Vrabel founded the "Mike's Second and Seven Foundation" with his former Ohio State teammates Ryan Miller and Luke Fickell to promote literacy in the central Ohio area.

In March 2011, Vrabel was arrested for an alleged theft at Belterra Casino Resort & Spa in Florence, Indiana. He was released on a $600 bond after five hours. A gaming agent claimed to witness Vrabel take "bottles of alcohol from a deli" without payment. Vrabel, communicating through his agent, characterized the matter as "an unfortunate misunderstanding," further stating that he took "full responsibility for the miscommunication."
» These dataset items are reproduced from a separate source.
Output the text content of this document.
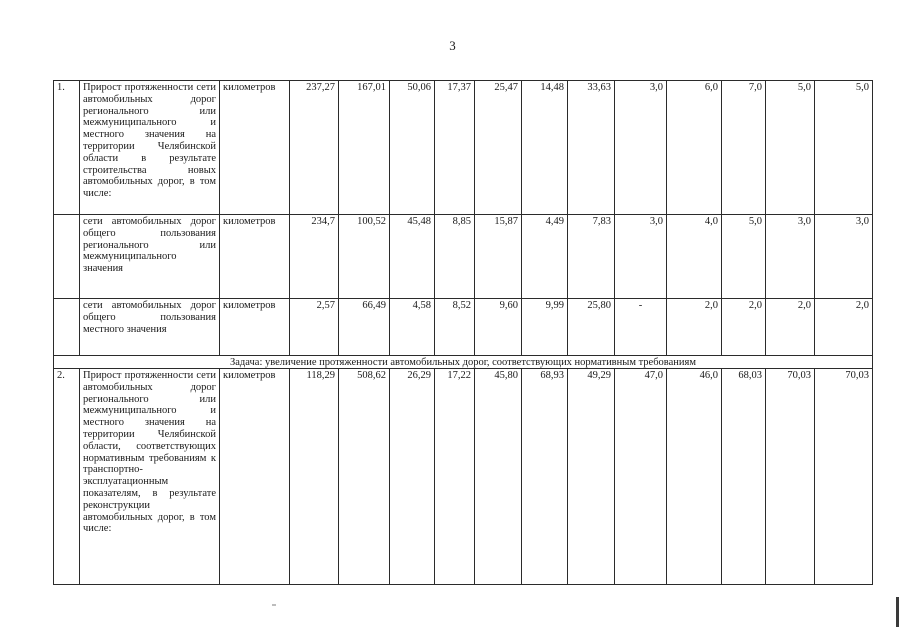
3
1.	Прирост протяженности сети автомобильных дорог регионального или межмуниципального и местного значения на территории Челябинской области в результате строительства новых автомобильных дорог, в том числе:	километров	237,27	167,01	50,06	17,37	25,47	14,48	33,63	3,0	6,0	7,0	5,0	5,0
	сети автомобильных дорог общего пользования регионального или межмуниципального значения	километров	234,7	100,52	45,48	8,85	15,87	4,49	7,83	3,0	4,0	5,0	3,0	3,0
	сети автомобильных дорог общего пользования местного значения	километров	2,57	66,49	4,58	8,52	9,60	9,99	25,80	-	2,0	2,0	2,0	2,0
Задача: увеличение протяженности автомобильных дорог, соответствующих нормативным требованиям														
2.	Прирост протяженности сети автомобильных дорог регионального или межмуниципального и местного значения на территории Челябинской области, соответствующих нормативным требованиям к транспортно-эксплуатационным показателям, в результате реконструкции автомобильных дорог, в том числе:	километров	118,29	508,62	26,29	17,22	45,80	68,93	49,29	47,0	46,0	68,03	70,03	70,03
On April 7, 2026, Page Six published photographs of Vrabel with The Athletic NFL reporter Dianna Russini at a resort in Sedona, Arizona. The publication raised widespread speculation online that an extramarital affair was taking place between the two. Vrabel denied the notion of an affair, stating the photos depicted a "completely innocent interaction and any suggestion otherwise is laughable." On April 22, Vrabel announced he was entering counseling after photos were published of him kissing Russini in a bar in 2020.